I spent some time this week, disheveled and shivering (the sky did not warm up as promised until yesterday, the ground is still frozen), flipping the pages of a book called “Gardening Techniques” and for some reason, the story of grape pruning caught my eye.
I like pruning fruit trees and cordons. I have an espaliered apricot, trained against a wall. I have no fear of the secateurs. But for some reason I’ve never had a feel for pruning grapes. Maybe because it is actually more technical, less intuitive. Maybe it’s because I have never super successfully grown grapes. Historians of The Barracks may draw their own interpersonal conclusions as well - probably not unjustifiably.

But on this reading I got it. I really got it. I picked up the pruning scissors, ambled outside and stood before my 4 grape vines, contemplating slowly.
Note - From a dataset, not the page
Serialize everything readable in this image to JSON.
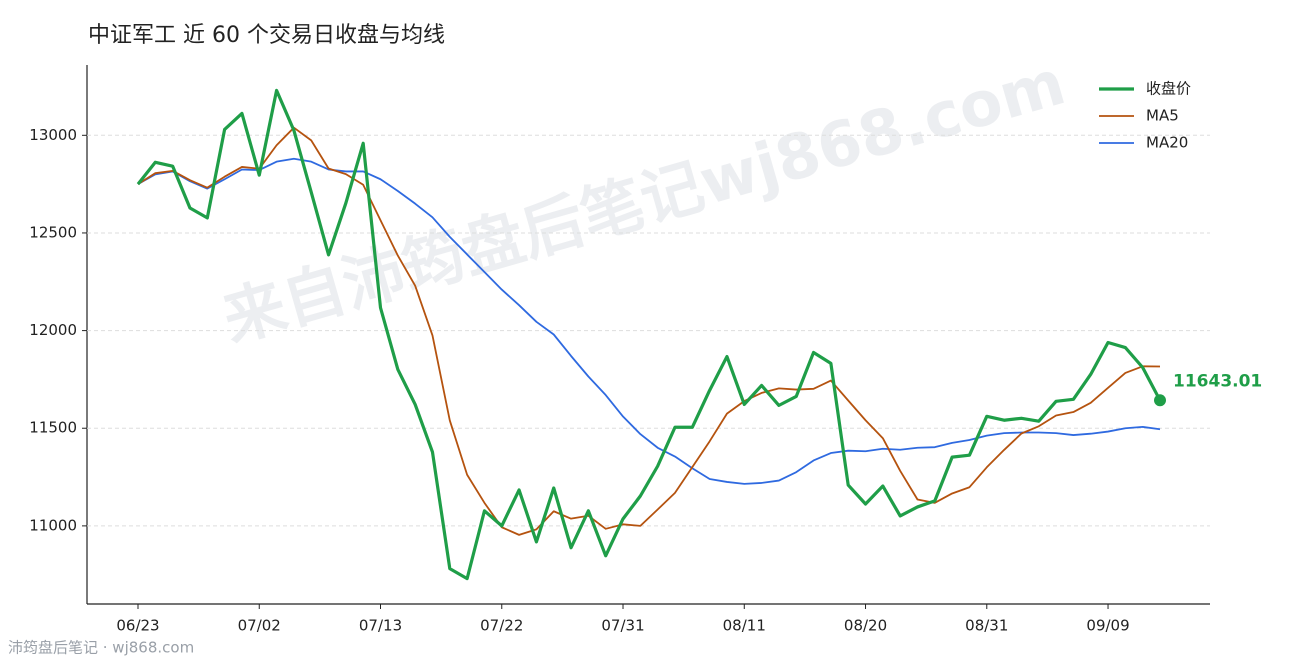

First I cut all the leaders so that they did not overlap. Then I selected the best two, removed the rest, and finally, spur pruned to two buds the four strongest stubs from last year. And that is ist It has been a while since I have done something (really well!) in the garden for the first time. It felt great. And as soon as I had finished, I realised that that spot of ground in full sun that I have been wondering about for the last few weeks leapt fully formed and purposeful into my recollections. And the New Vineyard was born.
I gathered up the cuttings, took them to the polytunnel , trimmed them, cleaned them up, dipped them in rooting hormone and potted them up. With a little luck then, the barracks will have a vineyeard after all!

In other news, I cut all of the tenons in the horizontal splines of the tomato house, and started on the mortices for the uprights. I would like to lay the wild claim that I will have them done by next week, but I will not. The kid brother is here, and we are making the shelves for the library. We have two days. Wish us luck!
And once again, the clock has run out and I have to go and feed the pigs. I am also going to go and take some pics of the vines and things, and I’ll post this afterwards. Sorry it’s a bit late, but hopefully I can get this out to you before you start your week proper.
I hope it is a good one for you, and you find satisfaction and usefulness in all that you do. And with much priratey love, until then
You loving Pirate Ben
xoxo
🍇🥂
Your pruned vine is a thing of great beauty and elegance.